Positive or negative thoughts
You’ve probably heard the term “self-fulfilling prophecy.” Self-talk and your thoughts are very much like that, something you think about so much can happen.
- When you think more positively, “Things will work out” or “I know I can do it,” you’re helping yourself become more successful.
- When you’re negative, “I know I’ll have a terrible time,” or “I’m not good enough to do this,” you’re giving up on yourself and your chances for success reduce.
Often your self-talk and thoughts reflect the values and behaviors you learned as a child, and the self-esteem you have today.
Thoughts and actions
Your thoughts guide your actions. For example, if you see a job opening and think, “I know I can do it,” you’ll be more willing to apply for it. During the interview, you’re able to show more confidence in your abilities and have a better chance at being successful. But if you think, “I’ll never get this position,” you may not even apply. Or if you do apply and get an interview, you most likely will go in with the attitude that you’re not going to get it, showing a lack of confidence and have less chance at success.

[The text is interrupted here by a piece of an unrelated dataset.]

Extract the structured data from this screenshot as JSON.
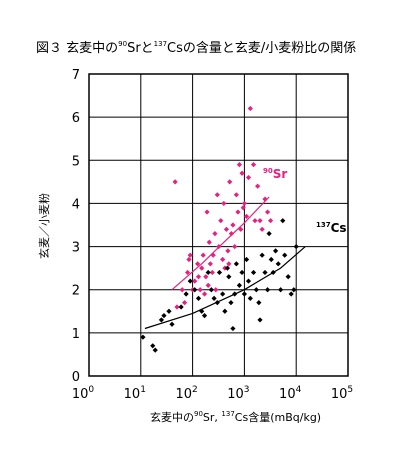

The physical and mental health effects
Negative thoughts can increase your stress and encourage you to act in ways that can damage your body. For example, drinking in excess when you’re feeling bad about yourself because you think no one else cares about you so why should you care what happens. Fortunately, positive thoughts can have the opposite effect, leading to a confident and optimistic attitude.
Rewrite your script
Start paying attention to your thoughts and self-talk. One way is to write down your automatic responses to an idea. Make three columns.
- In the first column, write some things you want to happen. “I’d like to try for a new job.” “I want to get a new car.”
- Next, close your eyes for a minute and focus on your thoughts.
- Write your thoughts in the second column. For example: “I’m not cut out to try something new so why bother.” “I shouldn’t have any trouble getting a loan for the car.”
- In the third column, put down a thought that is opposite of the one you wrote in column two.
Now look at your list. If column two is more optimistic than column three, you’re already thinking more positively. If column two is more negative, look at what you wrote in column three for a healthier response.
Practice thinking positive thoughts. It’s the first step in boosting your self-esteem and feeling more content.
Do you have any ideas to think more positively?